GeForce 9500 with cuda BLAS

Hi all,
Can I use cuda BLAS library on GeForce9500 GPU?

Thank you!


I am using 2 GPUs (Tesla C1060 and GeForce 9500).

I want to use both with cudaBLAS.

Is it possible?

Thank you!

If you are asking whether CUBLAS can automatically use both GPUs within a single BLAS function call, the answer is no. You can, however, use both GPUs with CUBLAS, but only within separate CUDA contexts. So if you want to do multi-gpu with CUBLAS, you need to write host side code to do it yourself.

Thank you!

What I did is :


dgemm(…) // cuda BLAS on device 0 Tesla

it gave me correct result.

and I tried to change the 0 to 1


dgemm(…) //cuda BLAS on device 1 Geforce 9500

it did not calculate at all.

and no any error there

what is wrong there?

Thank you!

Your 9500GT doesn’t support double precision floating point arithmetic. If you try calling sgemm instead, it should work.

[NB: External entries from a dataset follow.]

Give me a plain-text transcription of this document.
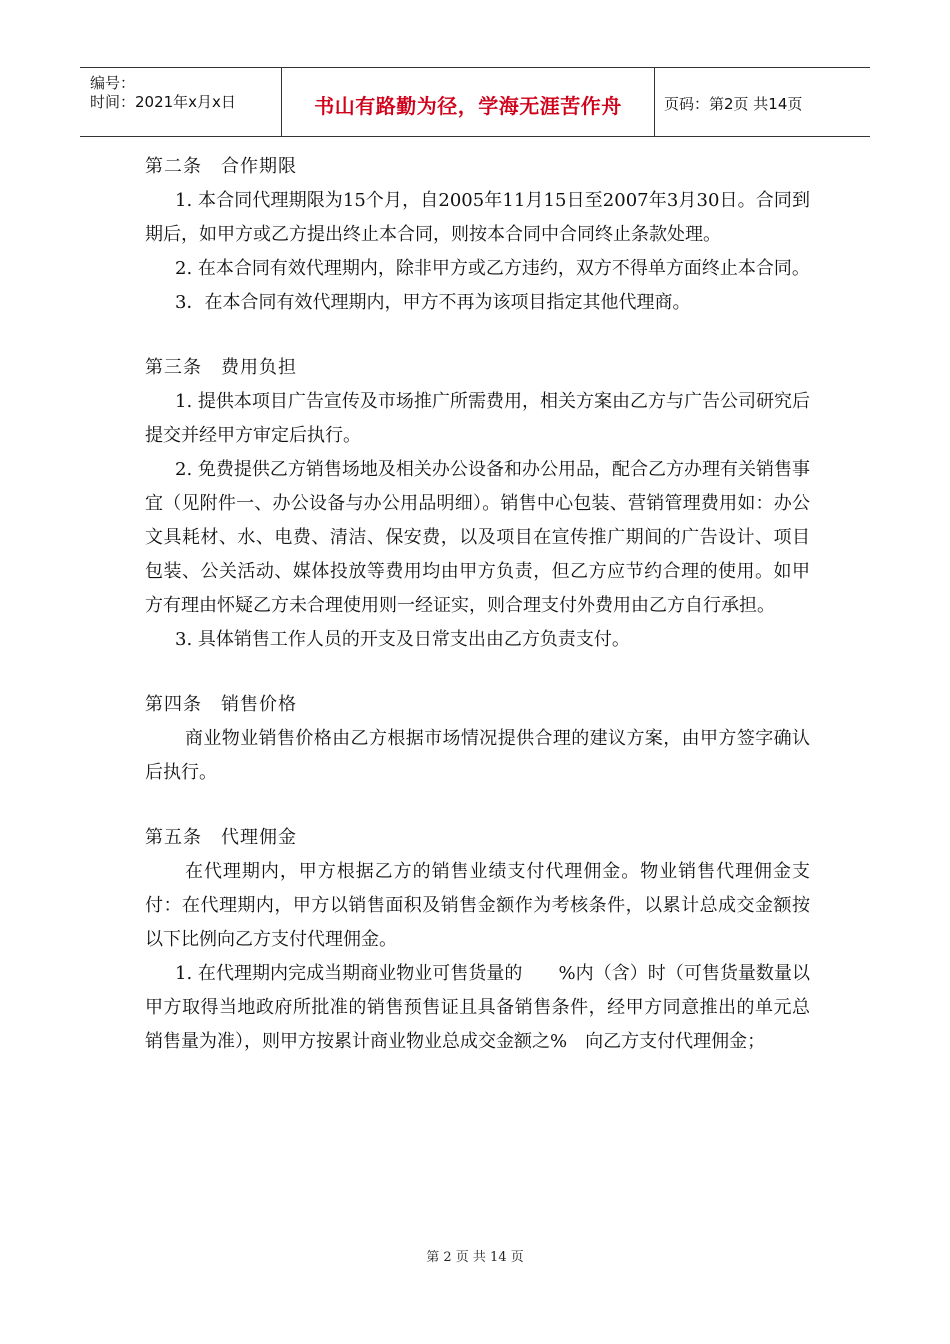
编号：
时间：2021年x月x日	书山有路勤为径，学海无涯苦作舟	页码：第2页 共14页

第二条　合作期限

1. 本合同代理期限为15个月，自2005年11月15日至2007年3月30日。合同到期后，如甲方或乙方提出终止本合同，则按本合同中合同终止条款处理。

2. 在本合同有效代理期内，除非甲方或乙方违约，双方不得单方面终止本合同。

3．在本合同有效代理期内，甲方不再为该项目指定其他代理商。

第三条　费用负担

1. 提供本项目广告宣传及市场推广所需费用，相关方案由乙方与广告公司研究后提交并经甲方审定后执行。

2. 免费提供乙方销售场地及相关办公设备和办公用品，配合乙方办理有关销售事宜（见附件一、办公设备与办公用品明细）。销售中心包装、营销管理费用如：办公文具耗材、水、电费、清洁、保安费，以及项目在宣传推广期间的广告设计、项目包装、公关活动、媒体投放等费用均由甲方负责，但乙方应节约合理的使用。如甲方有理由怀疑乙方未合理使用则一经证实，则合理支付外费用由乙方自行承担。

3. 具体销售工作人员的开支及日常支出由乙方负责支付。

第四条　销售价格

商业物业销售价格由乙方根据市场情况提供合理的建议方案，由甲方签字确认后执行。

第五条　代理佣金

在代理期内，甲方根据乙方的销售业绩支付代理佣金。物业销售代理佣金支付：在代理期内，甲方以销售面积及销售金额作为考核条件，以累计总成交金额按以下比例向乙方支付代理佣金。

1. 在代理期内完成当期商业物业可售货量的　　%内（含）时（可售货量数量以甲方取得当地政府所批准的销售预售证且具备销售条件，经甲方同意推出的单元总销售量为准），则甲方按累计商业物业总成交金额之%　向乙方支付代理佣金；

第 2 页 共 14 页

Thank you for your instant reply!

I will try it.

Thank you so much!

I have tried sgemm on GT9500 and I did execute it and got correct results.

I am wondering what is the peak performance of GT9500 with single precision?

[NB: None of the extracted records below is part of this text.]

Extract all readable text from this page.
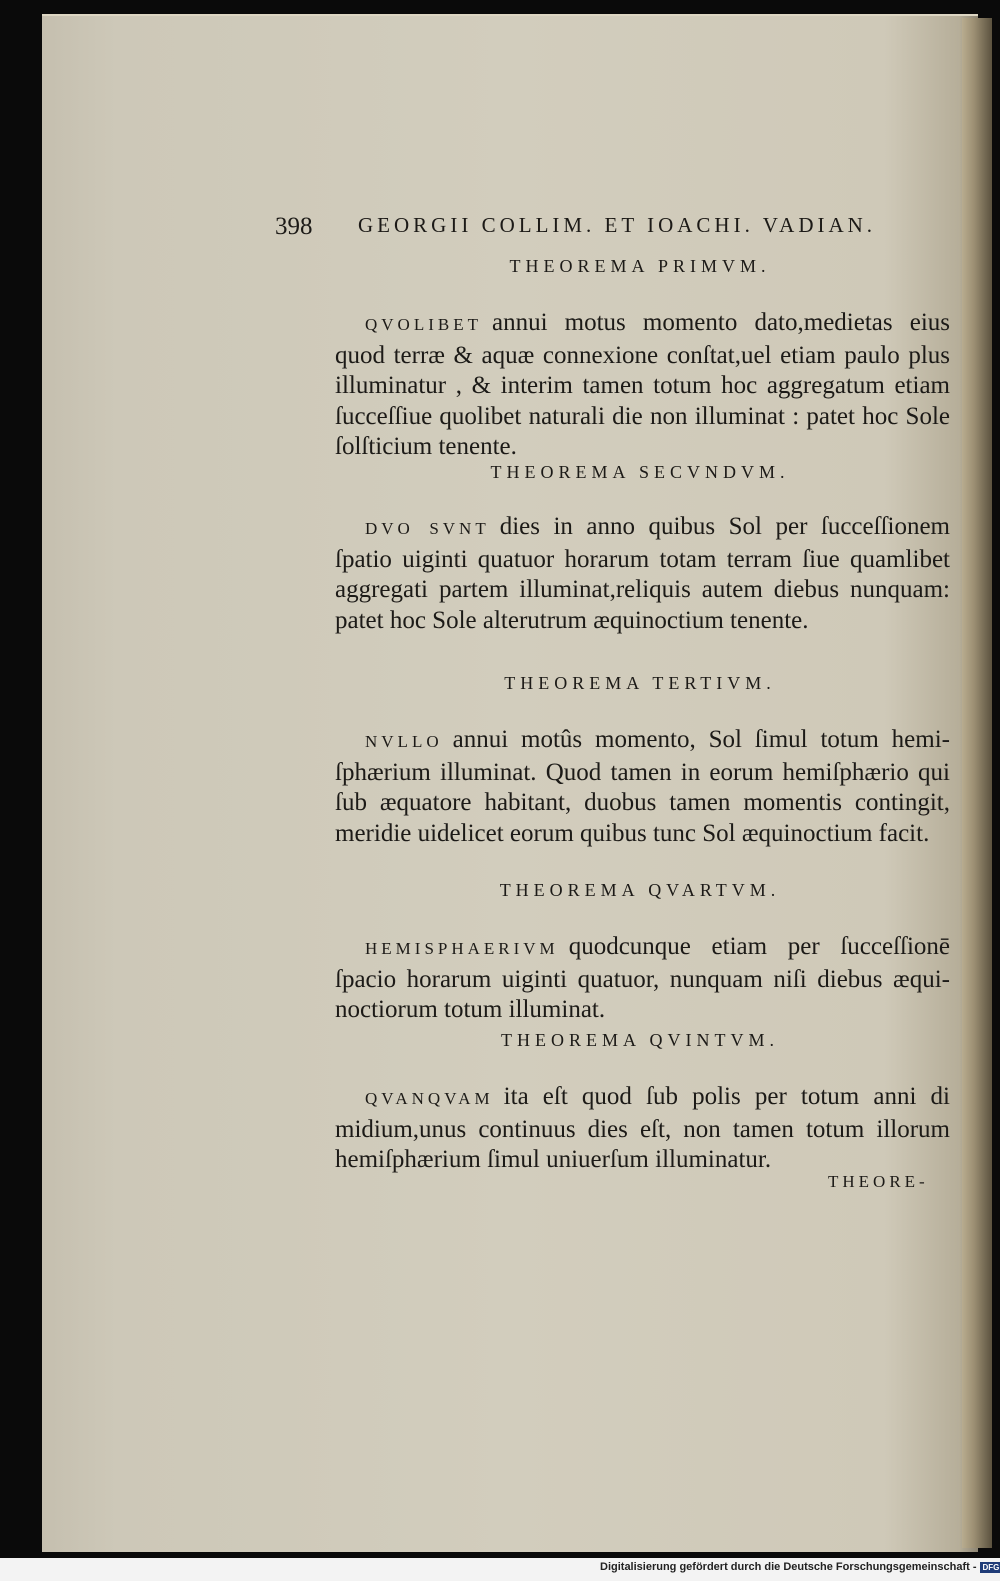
398 GEORGII COLLIM. ET IOACHI. VADIAN.
THEOREMA PRIMVM.
QVOLIBET annui motus momento dato,medietas eius
quod terræ & aquæ connexione conſtat,uel etiam paulo plus
illuminatur , & interim tamen totum hoc aggregatum etiam
ſucceſſiue quolibet naturali die non illuminat : patet hoc Sole
ſolſticium tenente.
THEOREMA SECVNDVM.
DVO SVNT dies in anno quibus Sol per ſucceſſionem
ſpatio uiginti quatuor horarum totam terram ſiue quamlibet
aggregati partem illuminat,reliquis autem diebus nunquam:
patet hoc Sole alterutrum æquinoctium tenente.
THEOREMA TERTIVM.
NVLLO annui motûs momento, Sol ſimul totum hemi-
ſphærium illuminat. Quod tamen in eorum hemiſphærio qui
ſub æquatore habitant, duobus tamen momentis contingit,
meridie uidelicet eorum quibus tunc Sol æquinoctium facit.
THEOREMA QVARTVM.
HEMISPHAERIVM quodcunque etiam per ſucceſſionē
ſpacio horarum uiginti quatuor, nunquam niſi diebus æqui-
noctiorum totum illuminat.
THEOREMA QVINTVM.
QVANQVAM ita eſt quod ſub polis per totum anni di
midium,unus continuus dies eſt, non tamen totum illorum
hemiſphærium ſimul uniuerſum illuminatur.
THEORE-
Digitalisierung gefördert durch die Deutsche Forschungsgemeinschaft - DFG
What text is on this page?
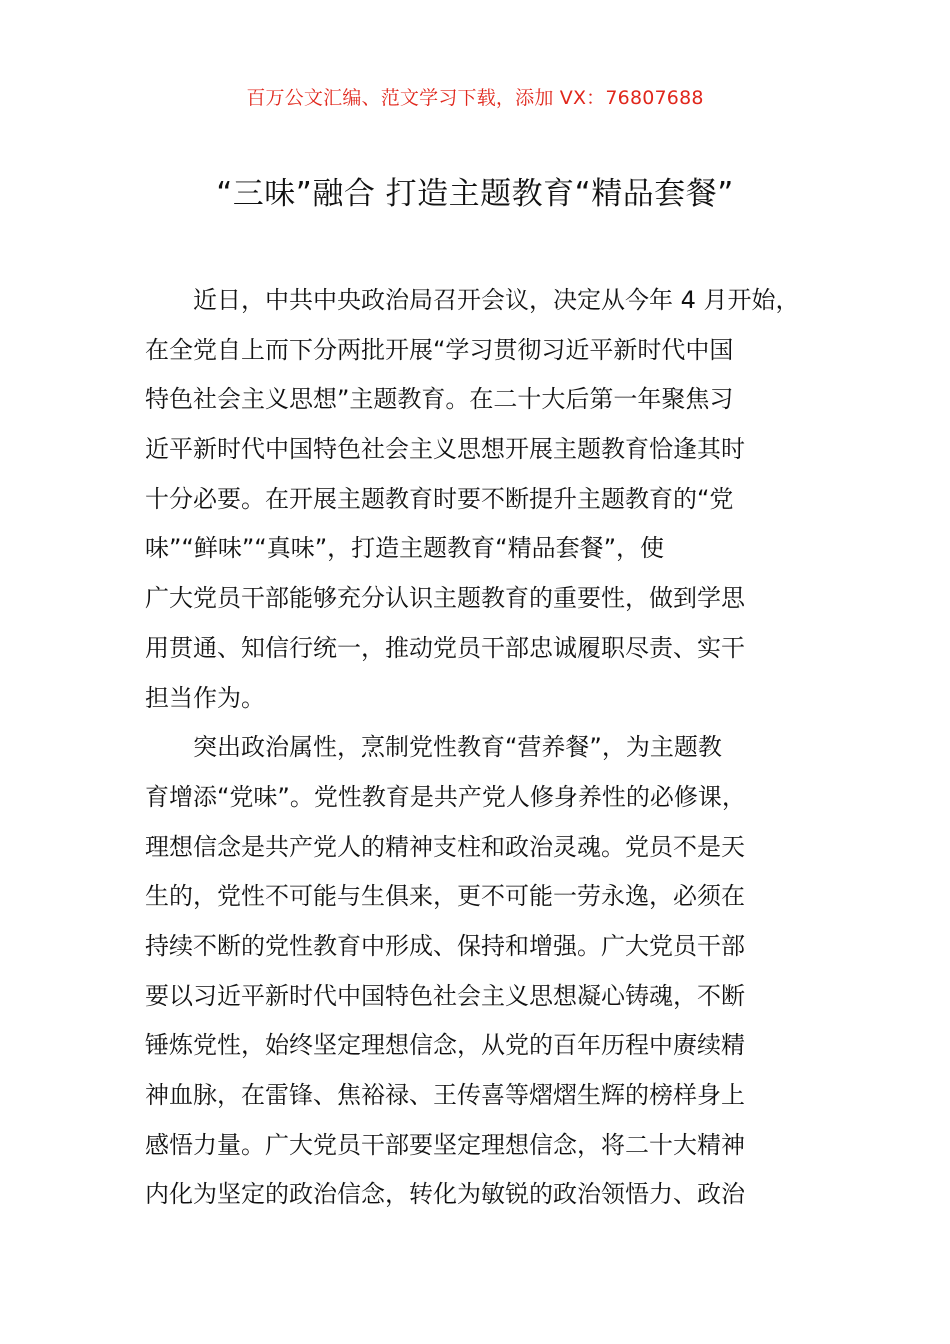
百万公文汇编、范文学习下载，添加 VX：76807688
“三味”融合 打造主题教育“精品套餐”
近日，中共中央政治局召开会议，决定从今年 4 月开始，
在全党自上而下分两批开展“学习贯彻习近平新时代中国
特色社会主义思想”主题教育。在二十大后第一年聚焦习
近平新时代中国特色社会主义思想开展主题教育恰逢其时
十分必要。在开展主题教育时要不断提升主题教育的“党
味”“鲜味”“真味”，打造主题教育“精品套餐”，使
广大党员干部能够充分认识主题教育的重要性，做到学思
用贯通、知信行统一，推动党员干部忠诚履职尽责、实干
担当作为。
突出政治属性，烹制党性教育“营养餐”，为主题教
育增添“党味”。党性教育是共产党人修身养性的必修课，
理想信念是共产党人的精神支柱和政治灵魂。党员不是天
生的，党性不可能与生俱来，更不可能一劳永逸，必须在
持续不断的党性教育中形成、保持和增强。广大党员干部
要以习近平新时代中国特色社会主义思想凝心铸魂，不断
锤炼党性，始终坚定理想信念，从党的百年历程中赓续精
神血脉，在雷锋、焦裕禄、王传喜等熠熠生辉的榜样身上
感悟力量。广大党员干部要坚定理想信念，将二十大精神
内化为坚定的政治信念，转化为敏锐的政治领悟力、政治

Because my CPU (Intel Xeon W3520) with 4 threads are faster than GT9500

when I execute sgemm on both CPU and GT9500.

Would you pleas teach me how to calculate the peak performance of GT9500?

Thank you in advance!


hey Axida,

theoretical gflops = (shader core clock (Ghz) * (# of cores) * 2
(the “2” is for MAD, technically the gpu can do MAD & MUL but in practice it doesn’t really happen)

i.e. for 9500 GT, maybe yours is like
1.4 Ghz * 32 cores * 2 = 89.6 Gflops

i don’t know what your theoretical single precision gflops for CPU is, or how close to theoretical your CPU blas reaches (cuBLAS 2.0 reaches ~60% of GPU theoretical)
i think it would seem reasonable for your quad core to beat the 9500 GT… (but i’m pretty new to gpus too :) )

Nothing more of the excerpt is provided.